Going through a Western phase at the moment but have put off rewatching it so I can make some progress with Gunsmoke instead. Did listen to the soundtrack this week and now you are definitely motivating me to watch it again.
(also thanks Milko for the original recommendation)
I always thought I liked Dempsey and Makepeace but I think it's just cos it had a cool theme. The show itself would always disappoint. TJ Hooker though, that was the shit.
And yeah, Jonathan Creek. Much later but same dull as fuck middle england vibe.
That's interesting. There's a whole batch of those: Death in Paradise, Midsummer Murders, Jonathan Creek etc. with more starting up all the time. Usually people assume that because there's a superficial similarity to Agatha Christie's books, that she's pretty much the same. Considering that her writing is usually adapted and presented in a comfortable middle brow, Middle-England way* that's not surprising. But it's not the whole picture. A few years ago, I bought my mum all of the Agatha Christie books as a birthday present, and then read them myself when I visited her. There's a reason she succeeded. She's a really good writer. Also, her work is far more insightful and nuanced than the stuff churned out for most telly whodunnits. Most important, she doesn't have a casual attitude to death. In most TV stuff, the meat of the story is the 'how' and the 'who'. There's usually a nod to the deceased as a human, but only because the 'why' helps with the other components. In her writing, the moral impact of a death is (usually) front and centre.

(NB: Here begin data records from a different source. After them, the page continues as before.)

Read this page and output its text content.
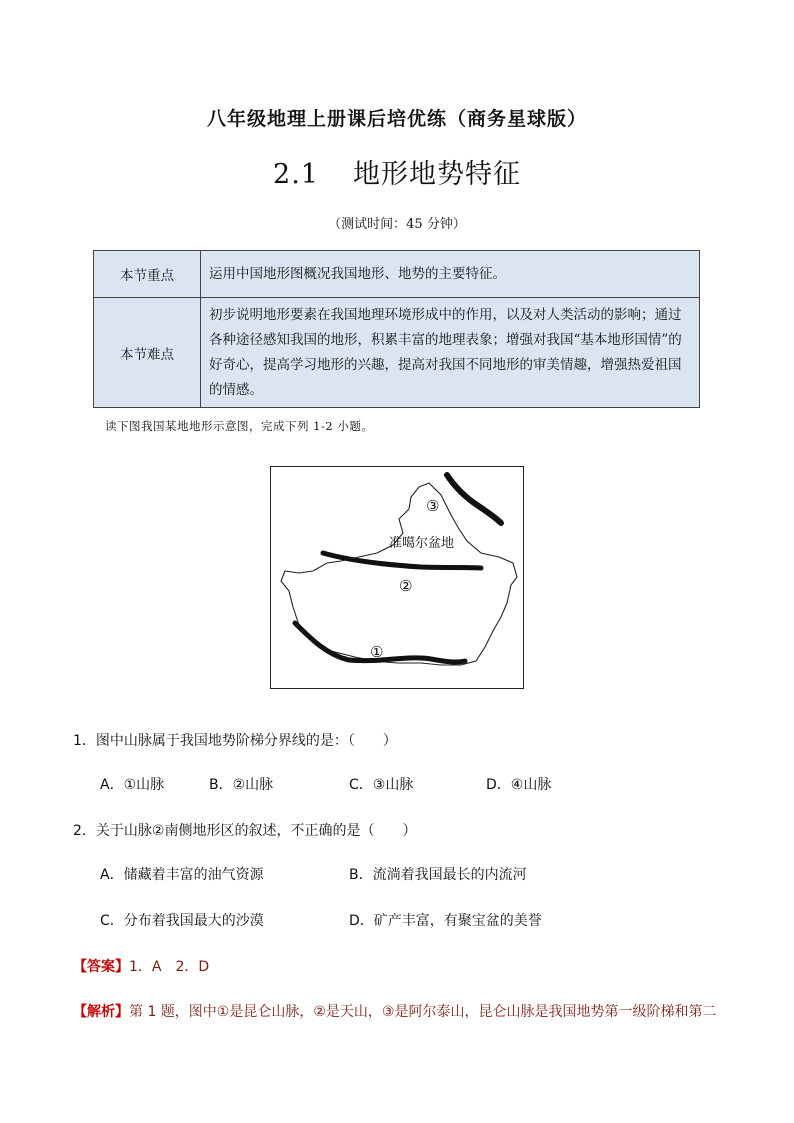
八年级地理上册课后培优练（商务星球版）
2.1 地形地势特征
（测试时间：45 分钟）
本节重点	运用中国地形图概况我国地形、地势的主要特征。
本节难点	初步说明地形要素在我国地理环境形成中的作用，以及对人类活动的影响；通过各种途径感知我国的地形，积累丰富的地理表象；增强对我国“基本地形国情”的好奇心，提高学习地形的兴趣，提高对我国不同地形的审美情趣，增强热爱祖国的情感。
读下图我国某地地形示意图，完成下列 1-2 小题。
准噶尔盆地
②
①
③
1．图中山脉属于我国地势阶梯分界线的是：（　　）
A．①山脉	B．②山脉	C．③山脉	D．④山脉
2．关于山脉②南侧地形区的叙述，不正确的是（　　）
A．储藏着丰富的油气资源	B．流淌着我国最长的内流河
C．分布着我国最大的沙漠	D．矿产丰富，有聚宝盆的美誉
【答案】1．A　2．D
【解析】第 1 题，图中①是昆仑山脉，②是天山，③是阿尔泰山，昆仑山脉是我国地势第一级阶梯和第二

*I do think that Hercule Poirot was nicely portrayed with all his modern-man 1920s habits in the David Suchet version, although I prefer the radio adaptations.
Yeah, that's them. I get why that stuff is made - it's switch your brain off and relax stuff, which is fine, I have my own versions of that.

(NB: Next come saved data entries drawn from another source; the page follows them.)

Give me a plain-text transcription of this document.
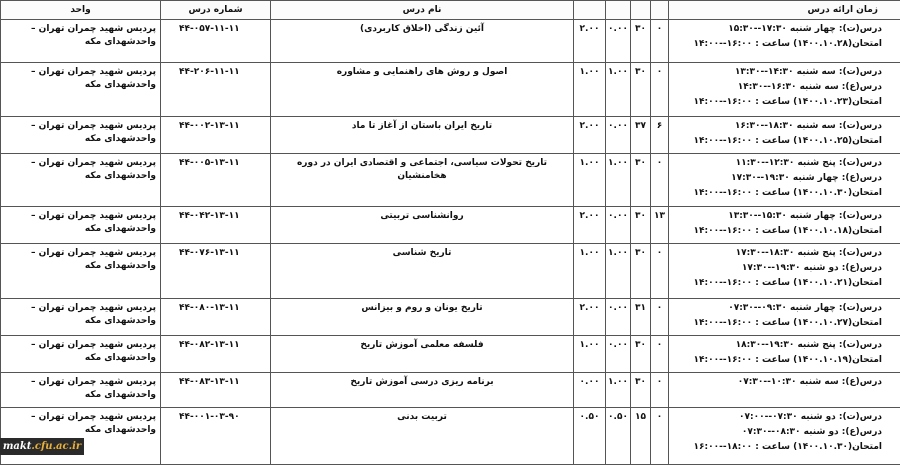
واحد	شماره درس	نام درس					زمان ارائه درس
پردیس شهید چمران تهران – واحدشهدای مکه	۴۴-۰۵۷-۱۱-۱۱	آئین زندگی (اخلاق کاربردی)	۲.۰۰	۰.۰۰	۳۰	۰	درس(ت): چهار شنبه ۱۷:۳۰--۱۵:۳۰
امتحان(۱۴۰۰.۱۰.۲۸) ساعت : ۱۶:۰۰--۱۴:۰۰

پردیس شهید چمران تهران – واحدشهدای مکه	۴۴-۲۰۶-۱۱-۱۱	اصول و روش های راهنمایی و مشاوره	۱.۰۰	۱.۰۰	۳۰	۰	درس(ت): سه شنبه ۱۴:۳۰--۱۳:۳۰
درس(ع): سه شنبه ۱۶:۳۰--۱۴:۳۰
امتحان(۱۴۰۰.۱۰.۲۳) ساعت : ۱۶:۰۰--۱۴:۰۰

پردیس شهید چمران تهران – واحدشهدای مکه	۴۴-۰۰۲-۱۳-۱۱	تاریخ ایران باستان از آغاز تا ماد	۲.۰۰	۰.۰۰	۳۷	۶	درس(ت): سه شنبه ۱۸:۳۰--۱۶:۳۰
امتحان(۱۴۰۰.۱۰.۲۵) ساعت : ۱۶:۰۰--۱۴:۰۰

پردیس شهید چمران تهران – واحدشهدای مکه	۴۴-۰۰۵-۱۳-۱۱	تاریخ تحولات سیاسی، اجتماعی و اقتصادی ایران در دوره هخامنشیان	۱.۰۰	۱.۰۰	۳۰	۰	درس(ت): پنج شنبه ۱۲:۳۰--۱۱:۳۰
درس(ع): چهار شنبه ۱۹:۳۰--۱۷:۳۰
امتحان(۱۴۰۰.۱۰.۳۰) ساعت : ۱۶:۰۰--۱۴:۰۰

پردیس شهید چمران تهران – واحدشهدای مکه	۴۴-۰۴۲-۱۳-۱۱	روانشناسی تربیتی	۲.۰۰	۰.۰۰	۳۰	۱۳	درس(ت): چهار شنبه ۱۵:۳۰--۱۳:۳۰
امتحان(۱۴۰۰.۱۰.۱۸) ساعت : ۱۶:۰۰--۱۴:۰۰

پردیس شهید چمران تهران – واحدشهدای مکه	۴۴-۰۷۶-۱۳-۱۱	تاریخ شناسی	۱.۰۰	۱.۰۰	۳۰	۰	درس(ت): پنج شنبه ۱۸:۳۰--۱۷:۳۰
درس(ع): دو شنبه ۱۹:۳۰--۱۷:۳۰
امتحان(۱۴۰۰.۱۰.۲۱) ساعت : ۱۶:۰۰--۱۴:۰۰

پردیس شهید چمران تهران – واحدشهدای مکه	۴۴-۰۸۰-۱۳-۱۱	تاریخ یونان و روم و بیزانس	۲.۰۰	۰.۰۰	۳۱	۰	درس(ت): چهار شنبه ۰۹:۳۰--۰۷:۳۰
امتحان(۱۴۰۰.۱۰.۲۷) ساعت : ۱۶:۰۰--۱۴:۰۰

پردیس شهید چمران تهران – واحدشهدای مکه	۴۴-۰۸۲-۱۳-۱۱	فلسفه معلمی آموزش تاریخ	۱.۰۰	۰.۰۰	۳۰	۰	درس(ت): پنج شنبه ۱۹:۳۰--۱۸:۳۰
امتحان(۱۴۰۰.۱۰.۱۹) ساعت : ۱۶:۰۰--۱۴:۰۰

پردیس شهید چمران تهران – واحدشهدای مکه	۴۴-۰۸۳-۱۳-۱۱	برنامه ریزی درسی آموزش تاریخ	۰.۰۰	۱.۰۰	۳۰	۰	درس(ع): سه شنبه ۱۰:۳۰--۰۷:۳۰

پردیس شهید چمران تهران – واحدشهدای مکه	۴۴-۰۰۱-۰۳-۹۰	تربیت بدنی	۰.۵۰	۰.۵۰	۱۵	۰	درس(ت): دو شنبه ۰۷:۳۰--۰۷:۰۰
درس(ع): دو شنبه ۰۸:۳۰--۰۷:۳۰
امتحان(۱۴۰۰.۱۰.۳۰) ساعت : ۱۸:۰۰--۱۶:۰۰
makt.cfu.ac.ir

I only learned fairly recently that Agatha Christie is actually a *good writer*. Which you'd never really guess from most of the TV stuff. I read a bit of her stuff and it's not for me but yeah she could certainly write good.
And I did always enjoy a Poirot when one came on.
What you're saying about the moral weight of the murder makes me think of the transition from hardboiled/film noir style crime drama to the police procedural. Which I've been learning a bit about recently.
In the 30s-50s, TV/film crime drama tended to frame crime as a social problem rather than as individual pathology. The criminals were often sympathetically drawn, you'd get a lot of time from their point of view, they were normal people pushed to extremes by circumstance rather than bad people looking for an opportunity to be bad. And the cop's, who's explicitly from the same social class as the criminals, job was kinda moral arbitration rather than straight up law enforcement.
Then the McCarthy Witch Hunts happened and anyone with even a vaguely social-construction take on crime was booted out of media production and the police procedural took over. Very much from the cop's point of view, very much crime as pathology and cop as unambiguous hero.
(The Wire gets a lot of credit for flipping that a bit but honestly I think it's mostly undeserved. The extent to which it depicted crime as a social problem is hugely overstated (as is its quality imo). It spent a *tiny* bit more time with the criminals than the norm but that seemed more in service of making them compelling villains than in humanising them, to me.)
every time I see a Deadwood mention, I go looking up quotes. Such good TV, such great characters. I could listen to Swearengen, EB Farnum, Jane, and the Doc's lines so happily. No doubt forgetting some others as well.
Yeah the movie was exactly as you describe, a sweet little epilogue really, a nice way to check in on survivors and whatnot but not essential to it at all.
I adored Jane. There's a bit where she and Charlie meet up and talk to Bill's grave and it's so fucking sweet and tragic and also funny. I think Jane and Charlie are the characters I felt the most affection for.
But EB Farnham! That fucking performance. Making that character *work* is incredible. Not evil, just *disgusting* (a "grotesque"). And yet still somehow kinda loveable through it all.